Breakfast (if I bothered)
- Zen Bakery cinnamon roll + cream cheese (the nutrition label nudges toward eating 1/2 the roll, but I've never been much good at that)

- a boiled egg or two

- water or orange juice (often my last water of the day)

Lunch
- Tuna salad sandwich (from the food truck that stops by my job in the mornings)
or
- Free pizza (usually the run-off from some admissions event at school)

Dinner
- Well, now here's where the trouble would really begin. I'd get home from work, usually around 2:30, and find myself obsessed with the fact that I live up the block from Ralph's. I hate Ralph's. Krogers' fancy-pants offspring. Overpriced, obnoxiously short-staffed, and a mecca of junk food. Absolutely the place to go when you're heading for a bender.

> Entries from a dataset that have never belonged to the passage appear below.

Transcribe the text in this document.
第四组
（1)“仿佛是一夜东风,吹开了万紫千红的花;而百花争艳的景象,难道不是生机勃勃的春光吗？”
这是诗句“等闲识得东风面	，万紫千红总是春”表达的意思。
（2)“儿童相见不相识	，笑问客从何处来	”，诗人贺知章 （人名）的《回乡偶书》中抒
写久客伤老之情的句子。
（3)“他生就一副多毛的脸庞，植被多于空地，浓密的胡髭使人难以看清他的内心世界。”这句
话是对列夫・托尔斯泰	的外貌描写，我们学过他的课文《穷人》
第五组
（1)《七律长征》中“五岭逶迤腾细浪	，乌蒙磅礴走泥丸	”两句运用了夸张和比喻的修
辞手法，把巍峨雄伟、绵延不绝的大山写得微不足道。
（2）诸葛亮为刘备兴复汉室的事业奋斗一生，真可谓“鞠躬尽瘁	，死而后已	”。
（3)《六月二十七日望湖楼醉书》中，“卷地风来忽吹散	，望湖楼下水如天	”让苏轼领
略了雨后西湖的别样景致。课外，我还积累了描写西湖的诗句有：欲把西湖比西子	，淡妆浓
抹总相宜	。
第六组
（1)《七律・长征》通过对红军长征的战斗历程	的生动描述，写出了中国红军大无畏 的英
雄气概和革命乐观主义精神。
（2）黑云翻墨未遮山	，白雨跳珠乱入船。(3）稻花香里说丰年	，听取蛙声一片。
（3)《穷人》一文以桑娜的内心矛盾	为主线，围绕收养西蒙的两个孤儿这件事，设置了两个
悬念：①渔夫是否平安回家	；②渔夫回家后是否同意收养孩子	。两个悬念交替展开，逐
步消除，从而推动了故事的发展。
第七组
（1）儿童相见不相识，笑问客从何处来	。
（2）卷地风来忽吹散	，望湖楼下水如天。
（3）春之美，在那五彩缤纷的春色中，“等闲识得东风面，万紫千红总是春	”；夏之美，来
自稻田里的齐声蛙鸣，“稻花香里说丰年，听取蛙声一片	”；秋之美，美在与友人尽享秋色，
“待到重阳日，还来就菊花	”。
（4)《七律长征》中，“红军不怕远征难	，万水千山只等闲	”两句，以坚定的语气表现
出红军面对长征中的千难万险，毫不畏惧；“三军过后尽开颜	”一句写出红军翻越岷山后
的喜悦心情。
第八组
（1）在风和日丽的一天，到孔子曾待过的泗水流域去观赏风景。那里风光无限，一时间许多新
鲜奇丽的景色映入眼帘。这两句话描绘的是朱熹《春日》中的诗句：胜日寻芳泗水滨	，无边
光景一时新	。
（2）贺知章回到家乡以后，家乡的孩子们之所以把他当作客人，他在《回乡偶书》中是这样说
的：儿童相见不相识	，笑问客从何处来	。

I'd skip down to Ralph's and pick up dinner. I'd maybe buy a roasted chicken and a container of potato salad to disguise my real raison d'etre: vinegar and salt potato chips and Haagen Dazs dark chocolate ice cream bars. And Hansen's Not Really Natural soda, because a girl gets thirsty after all that salt and sugar.

What would happen once I'd get my "food" home is kind of a blur, but I do have visions of myself tearing into those chips and sucking on those ice cream bars like there was no tomorrow. The chicken and potato salad were often relegated to the back of the fridge while I ate my treats for dinner.

But the Ralph's thing would only occur if I hadn't already stopped at Trader's by the time I reached home. There, I'd pick up a couple bags of their ridiculously orgasmic Hawaiian salt and vinegar or barbecue flavored kettle chips and a plank of milk chocolate with raisins and nuts. Yummers.

When I eat this stuff, I don't stop until I can see daylight through the bottom of the bag. This doesn't leave much room for veggies, I must say.

Post maple syrup diet, I've gotten what I aimed for in doing it -- fewer cravings and, more importantly, control over my emotional eating. (Though I like the diet, I'm not pointing anyone toward ten days of maple syrup and lemons. I've used other methods to get where I am now in the past and they all worked to some degree.) Today I am eating like a bona fide adult, which is good.

To keep myself on track, once a week I'll post a picture of a particularly responsible meal that I am preparing to consume. Sometimes it'll be stuff I make myself, other times, wise restaurant choices.

There won't be any pictures of Now and Laters.

I've led this post with today's Good Eat. A bit of organic hummus and some healthy goodness to go along with it. Had it for lunch. Yummers, indeed.